Water woes worsen in south Manchester

Published:Sunday | January 28, 2018 | 12:00 AMCorey Robinson/ Gleaner Writer
Ahnomia Wright clutches a gallon bottle of water she purchased for domestic use, because none is coming through her pipes.
Narda Morant catches water, which she knows could make her sick, from a tank in Reeves Wood, Manchester.

They have lived without water in their pipes for so long that residents of Red Berry and Reeves Wood in south Manchester have forgotten what many Jamaican take for granted, turning on the tap inside their house.

These residents have learnt to depend on the rain to get water for most of their domestic use, but now they say the situation is making them sick as the rain has not been coming with sufficient frequency.

"From I build my house couple of years ago, I don't even know if the shower works, trust me. I stand up in there and bathe, but water never run out of my tap yet," said Leslie Hamilton,


Repeated promises


She added that the community has been promised repeatedly that their water woes will soon be over, but outside of the rainwater, they rely on a single tap in the community which trickles as dozens of persons wait in queues to fill up water buckets each morning.
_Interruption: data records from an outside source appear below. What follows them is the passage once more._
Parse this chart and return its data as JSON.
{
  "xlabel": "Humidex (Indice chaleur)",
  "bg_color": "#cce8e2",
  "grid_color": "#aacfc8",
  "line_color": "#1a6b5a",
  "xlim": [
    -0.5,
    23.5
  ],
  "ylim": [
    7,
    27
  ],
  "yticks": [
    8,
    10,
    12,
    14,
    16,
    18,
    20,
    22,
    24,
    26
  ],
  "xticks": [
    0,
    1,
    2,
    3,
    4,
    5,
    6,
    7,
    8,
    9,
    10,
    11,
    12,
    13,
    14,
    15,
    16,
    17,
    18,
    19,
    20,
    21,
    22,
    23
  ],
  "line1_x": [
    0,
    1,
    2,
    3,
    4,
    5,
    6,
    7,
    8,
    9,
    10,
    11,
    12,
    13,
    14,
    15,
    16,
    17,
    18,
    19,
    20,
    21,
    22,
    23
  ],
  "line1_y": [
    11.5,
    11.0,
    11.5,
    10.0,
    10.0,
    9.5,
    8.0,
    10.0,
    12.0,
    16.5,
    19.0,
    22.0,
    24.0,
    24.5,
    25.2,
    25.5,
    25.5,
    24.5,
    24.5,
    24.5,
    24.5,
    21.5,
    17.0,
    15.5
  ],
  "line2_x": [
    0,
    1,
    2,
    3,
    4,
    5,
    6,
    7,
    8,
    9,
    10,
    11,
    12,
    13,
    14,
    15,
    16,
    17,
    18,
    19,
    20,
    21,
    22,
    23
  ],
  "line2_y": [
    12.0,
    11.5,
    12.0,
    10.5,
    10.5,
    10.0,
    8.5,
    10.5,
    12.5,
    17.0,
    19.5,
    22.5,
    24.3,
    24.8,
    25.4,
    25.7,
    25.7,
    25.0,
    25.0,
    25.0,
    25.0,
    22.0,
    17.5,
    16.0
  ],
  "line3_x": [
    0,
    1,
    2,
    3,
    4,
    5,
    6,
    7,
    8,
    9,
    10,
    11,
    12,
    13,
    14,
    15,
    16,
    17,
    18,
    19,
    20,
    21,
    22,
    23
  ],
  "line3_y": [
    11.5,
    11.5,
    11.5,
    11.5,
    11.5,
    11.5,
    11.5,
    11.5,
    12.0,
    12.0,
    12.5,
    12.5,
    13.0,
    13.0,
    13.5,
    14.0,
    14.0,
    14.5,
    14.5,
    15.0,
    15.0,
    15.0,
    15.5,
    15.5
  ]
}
The trickle, however, stops around 10 a.m. and after that, residents have to fork out up to $3,000 per drum for water from private truckers.
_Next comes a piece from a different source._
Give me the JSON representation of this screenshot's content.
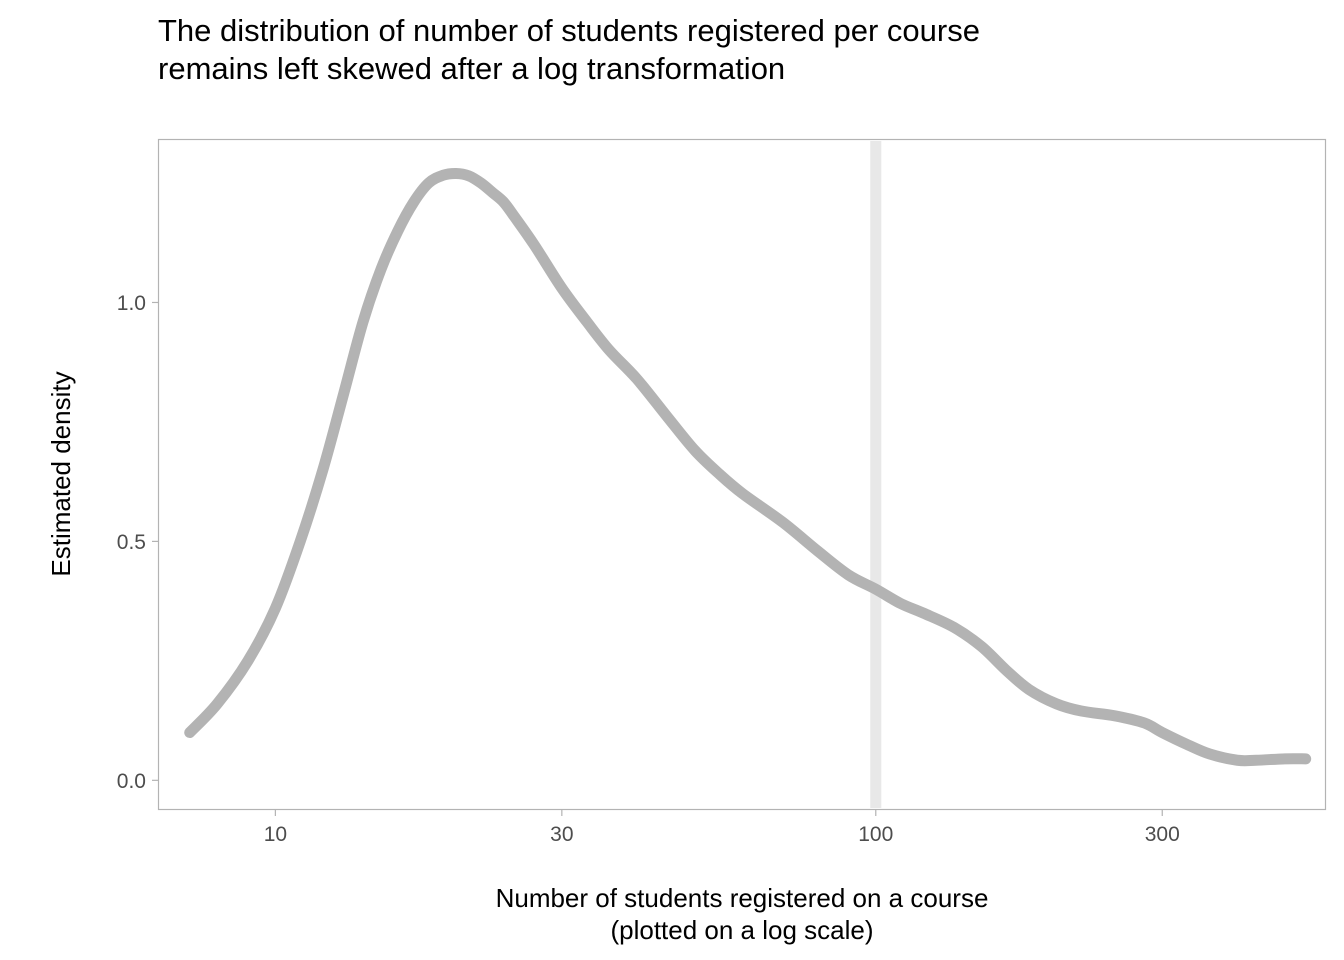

"From 1984 I live here, and a little pipe was way down the road and another one around there. When rain fall we could get water, and them come and take them up. Now we don't have any. If you don't have a black tank you can't drink little water," fumed Cecilia James, a resident of Reeves Wood.

"We write up to get water, but we don't get none. Dem carry the little light come, but no water don't come around here. When rain fall them come full the black drum around the road, but otherwise nothing," added James as she charged that doing laundry and washing dishes are challenging tasks in Reeves Wood.

Ahnomia Wright was born in Reeves Wood but migrated to the United States. She returned home recently from Connecticut to spend a couple of days with relatives, and was made sick by the water.

"I tried to drink it and immediately it is just pure diarrhoea," she said, clutching a bottle of water she purchased from a nearby store .

Blame the NWC

Mayor of Mandeville Donovan Mitchell has pointed the finger at the National Water Commission for the water woes facing residents in some communities in south Manchester.

"They do have under-ground water, but it is a matter of the National Water Commission and its development plan as it relates to water being piped within the parish itself," said Mitchell.

"From time to time when the people come here from the Water Commission, we keep asking about the development plan. In the meantime, we as the municipality try to make sure, on an ongoing basis, that we truck water into those areas. That is the least we can do," added Mitchell.

He said that the complaints by the residents that there is no water in the tanks, and what is there is making them sick, will be investigated and preparations made to truck water to the area immediately.

This is good news for Red Berry resident Atterine Gayle. "We have been going without water for the past three weeks. There has been no water in the drum or in the pipes. For weeks now I can't even wash my clothes. Some of these clothes I have to be repeating," said Gayle.